Security and Data Sprawl
One of the concerns of data sprawl is security. As people copy and paste data from centralized storage on to local media and cloud storage as a means of portability, that data becomes harder to track and control. When employees leave, their data may not be properly purged from their personal phones, on-line accounts or cloud storage accounts. As the cloud makes it easier for non-technical personnel to implement Shadow IT projects, data is extended beyond the corporate boundaries where it may not be secured or properly retained. Sometimes data exists outside the corporate boundaries and it is unknown to managers, IT personnel or compliance officers.
Now that we know some of the negative effects of data sprawl, what can we do?
For starters, educate your employees about data sprawl. If they understand that the resources required to store, back up and retain data are costly, they may make a greater effort to reduce data sprawl. Ask them to use common sense over efficiency, for example: I have had people e-mail me high resolution photographs of computer error codes that were less than 5 words long. Instead of a 5Kb file, they sent a 5MB file! This is efficient for them, but inefficient for the organization’s resources.

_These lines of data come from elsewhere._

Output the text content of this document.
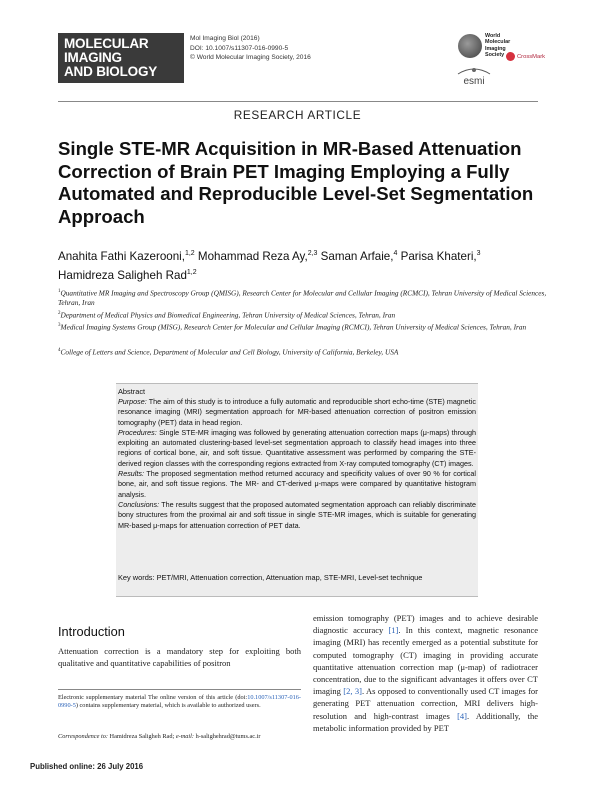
MOLECULAR
IMAGING
AND BIOLOGY
Mol Imaging Biol (2016)
DOI: 10.1007/s11307-016-0990-5
© World Molecular Imaging Society, 2016
World
Molecular
Imaging
Society
esmi
CrossMark
RESEARCH ARTICLE
Single STE-MR Acquisition in MR-Based Attenuation Correction of Brain PET Imaging Employing a Fully Automated and Reproducible Level-Set Segmentation Approach
Anahita Fathi Kazerooni,$^{1,2}$ Mohammad Reza Ay,$^{2,3}$ Saman Arfaie,$^4$ Parisa Khateri,$^3$
Hamidreza Saligheh Rad$^{1,2}$
$^1$Quantitative MR Imaging and Spectroscopy Group (QMISG), Research Center for Molecular and Cellular Imaging (RCMCI), Tehran University of Medical Sciences, Tehran, Iran
$^2$Department of Medical Physics and Biomedical Engineering, Tehran University of Medical Sciences, Tehran, Iran
$^3$Medical Imaging Systems Group (MISG), Research Center for Molecular and Cellular Imaging (RCMCI), Tehran University of Medical Sciences, Tehran, Iran
$^4$College of Letters and Science, Department of Molecular and Cell Biology, University of California, Berkeley, USA
Abstract
Purpose: The aim of this study is to introduce a fully automatic and reproducible short echo-time (STE) magnetic resonance imaging (MRI) segmentation approach for MR-based attenuation correction of positron emission tomography (PET) data in head region.
Procedures: Single STE-MR imaging was followed by generating attenuation correction maps (μ-maps) through exploiting an automated clustering-based level-set segmentation approach to classify head images into three regions of cortical bone, air, and soft tissue. Quantitative assessment was performed by comparing the STE-derived region classes with the corresponding regions extracted from X-ray computed tomography (CT) images.
Results: The proposed segmentation method returned accuracy and specificity values of over 90 % for cortical bone, air, and soft tissue regions. The MR- and CT-derived μ-maps were compared by quantitative histogram analysis.
Conclusions: The results suggest that the proposed automated segmentation approach can reliably discriminate bony structures from the proximal air and soft tissue in single STE-MR images, which is suitable for generating MR-based μ-maps for attenuation correction of PET data.
Key words: PET/MRI, Attenuation correction, Attenuation map, STE-MRI, Level-set technique
Introduction
Attenuation correction is a mandatory step for exploiting both qualitative and quantitative capabilities of positron
emission tomography (PET) images and to achieve desirable diagnostic accuracy [1]. In this context, magnetic resonance imaging (MRI) has recently emerged as a potential substitute for computed tomography (CT) imaging in providing accurate quantitative attenuation correction map (μ-map) of radiotracer concentration, due to the significant advantages it offers over CT imaging [2, 3]. As opposed to conventionally used CT images for generating PET attenuation correction, MRI delivers high-resolution and high-contrast images [4]. Additionally, the metabolic information provided by PET
Electronic supplementary material The online version of this article (doi:10.1007/s11307-016-0990-5) contains supplementary material, which is available to authorized users.
Correspondence to: Hamidreza Saligheh Rad; e-mail: h-salighehrad@tums.ac.ir
Published online: 26 July 2016
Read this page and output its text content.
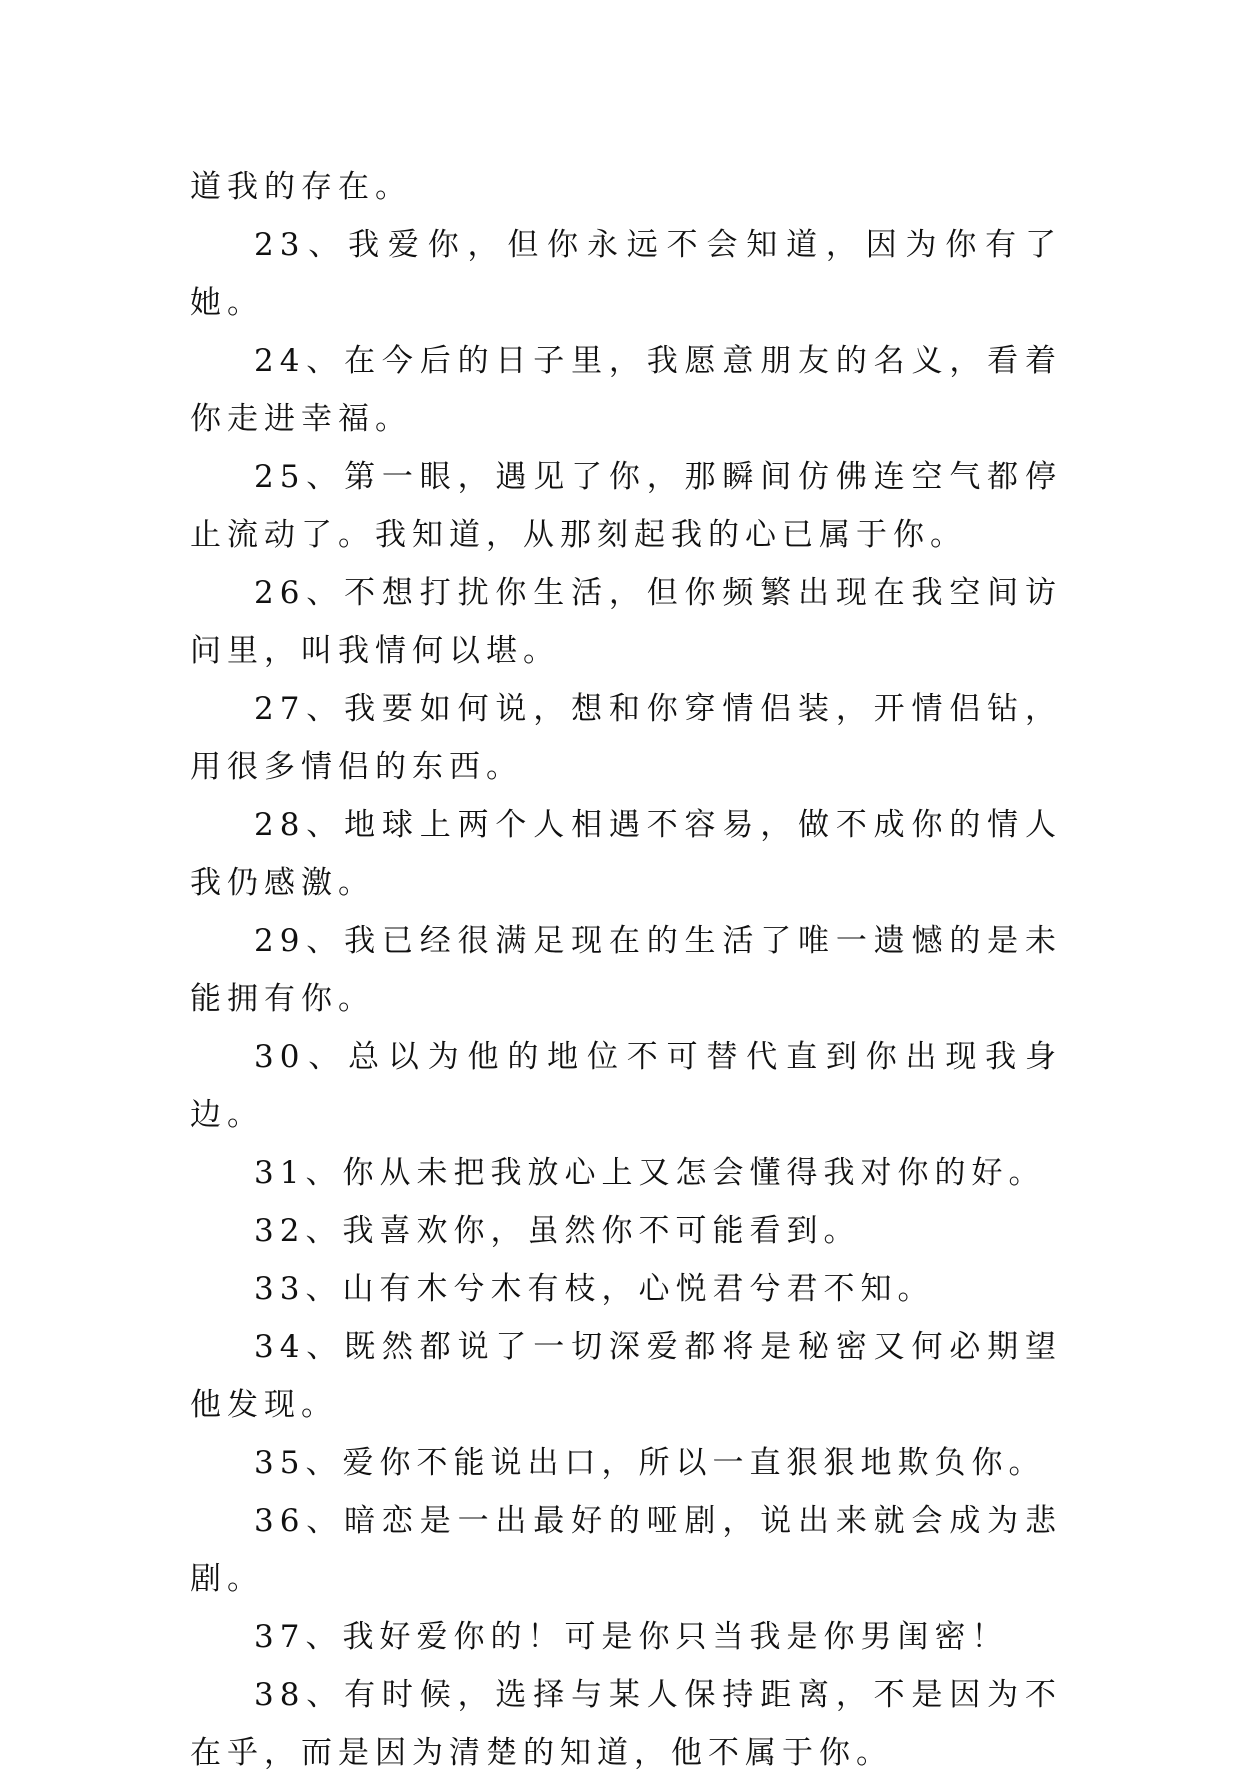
道我的存在。

23、我爱你，但你永远不会知道，因为你有了她。

24、在今后的日子里，我愿意朋友的名义，看着你走进幸福。

25、第一眼，遇见了你，那瞬间仿佛连空气都停止流动了。我知道，从那刻起我的心已属于你。

26、不想打扰你生活，但你频繁出现在我空间访问里，叫我情何以堪。

27、我要如何说，想和你穿情侣装，开情侣钻，用很多情侣的东西。

28、地球上两个人相遇不容易，做不成你的情人我仍感激。

29、我已经很满足现在的生活了唯一遗憾的是未能拥有你。

30、总以为他的地位不可替代直到你出现我身边。

31、你从未把我放心上又怎会懂得我对你的好。

32、我喜欢你，虽然你不可能看到。

33、山有木兮木有枝，心悦君兮君不知。

34、既然都说了一切深爱都将是秘密又何必期望他发现。

35、爱你不能说出口，所以一直狠狠地欺负你。

36、暗恋是一出最好的哑剧，说出来就会成为悲剧。

37、我好爱你的！可是你只当我是你男闺密！

38、有时候，选择与某人保持距离，不是因为不在乎，而是因为清楚的知道，他不属于你。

Give users tools that can help them achieve their goals while helping them avoid data sprawl, and teach them how to use those tools. I met with an organization once over an Exchange server whose database had grown out of proportion. Users were sending large attachments to each other via internal e-mail groups. Group members were editing and re-sending the file back to the same group members. Several file revisions were stored in each of the group user’s mailbox! Amazingly a local network share was available but the group was just following one user’s lead who brought the e-mail file sharing habit over from a previous employer. A little training made a big difference.
Create written policies to prevent Shadow IT. Dictate where data can be stored, how it should be classified and protected, and train your employees on how to prevent data duplication and superfluousness. Give copies of the policies to all your employees and ask them to adhere to those policies. It’s good to trust but always verify, Behavior Analysis and Data Loss Prevention software is a great way to back up policies with physical constraints and to ensure that sensitive data is not being mishandled or stred irresponsibly.
With some effort and oversight, organizations can better manage their data which helps reduce storage costs, the liability of regulatory fines and the stress and embarrassment of data breaches and/or data loss.